Shakshuka
3 tablespoons extra-virgin olive oil
1 medium onion, thinly sliced
1 large red pepper, seeds and ribs removed, thinly sliced
1 fresh jalapeño pepper, seeds and ribs removed, thinly sliced
1-2 cloves garlic, thinly sliced
1 tablespoons sweet or smoked paprika
2 teaspoons ground cumin
1 (28-ounce) can whole peeled tomatoes, drained
1/2 (15-ounce) cannelloni beans, drained (optional)
1/4 cup chopped parsley leaves
1/4 cup crumbled feta cheese (optional)
6 eggs
salt and pepper to taste
Preheat broiler in oven.
Heat olive oil in a large, deep skillet or straight-sided sauté pan over high heat until shimmering. Add onion and both peppers. Cook stirring occasionally, until vegetables soften and onions turn translucent, about 5 minutes. Spread evenly in one layer on pan, and cook until veggies on the bottom are deeply browned and beginning to char, about 5 more minutes. Add garlic and cook, stirring for 1 more minute. Add paprika and cumin and cook, stirring, until fragrant, about 30 seconds.

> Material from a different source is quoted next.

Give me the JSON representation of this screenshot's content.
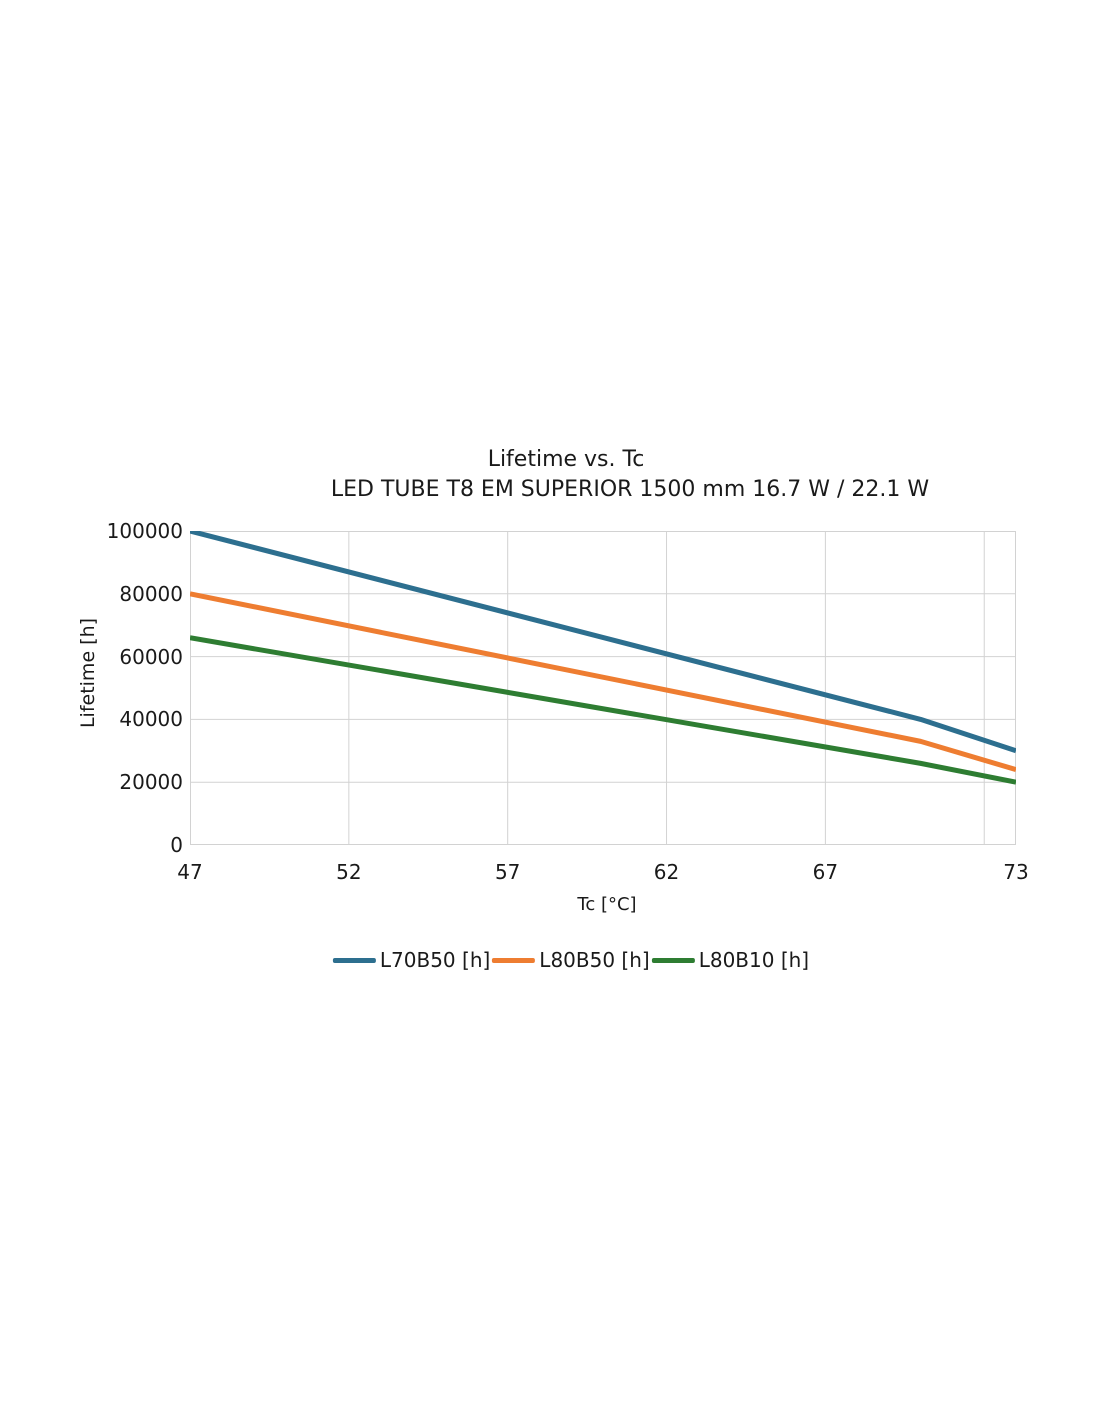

Add tomatoes, crushing them with your hands before dropping them into the skillet. Reduce heat to a bare simmer and simmer for 10 minutes, stirring occasionally. Season to taste with salt and pepper and stir in half of cilantro or parsley.
Using a large spoon, make 6 wells near the perimeter of the pan and break an egg directly into it. Repeat with remaining 5 eggs, working around pan as you go. Season eggs with a little salt, cover. Broil until yolks are set to your liking, around 6 minutes for runny, 8 for soft, and 10 for hard.
Top with remaining parsley and feta.
Ftat (Yeastless Flatbread)
Traditional ftat uses olive oil instead of butter and milk. However, it requires a long resting time. This shortcut version produces a similar end result in 1/4 the time.
2 cups all-purpose flour
1/2 tsp salt
4 tablespoons unsalted butter
3/4 cup milk
Melt butter in a large bowl in microwave. Add milk and salt. Stir, then add flour, mixing until a dough starts to form.
Sprinkle work surface with flour then knead for 2 minutes, until smooth, adding extra flour if the dough is too sticky. Shape dough into a flat disk, wrap with Saran wrap, and rest at room temperature for 30 minutes.
Heat a non stick pan over high heat. Unwrap disk and cut, pizza style, into 6 wedges. Cover disk with a just-damp paper towel and remove one slice at a time. Roll into a ball, then into a large round, about 2mm thick and 6-8 inches in diameter. Place flatbread in the pan, cook for around 1- 1 1/2 minutes – it will puff up. Once the underside has light brown patches on it, flip and cook the other side for 45 seconds to 1 minute.
Stack the cooked flatbreads and keep wrapped with a tea towel while forming and cooking the remaining pieces. Brush with butter or oil.
#libyanfood #shakshuka #breakfastfordinner #flatbread #yeastless #unlevenedbread #globalcuisine #culturedfood
FUN FACTS:
Libya is the only country in the world to have had a totally design-less flag. From 1977 until 2011, Libya became the Libyan Arab Republic to the Great Socialist People’s Libyan Arab Jamahiriya by Gaddafi. During this time, the country had a solid green flag.
The Saharan desert in Libya can go for decades without rain.
Libyan tea is as thick as black syrup.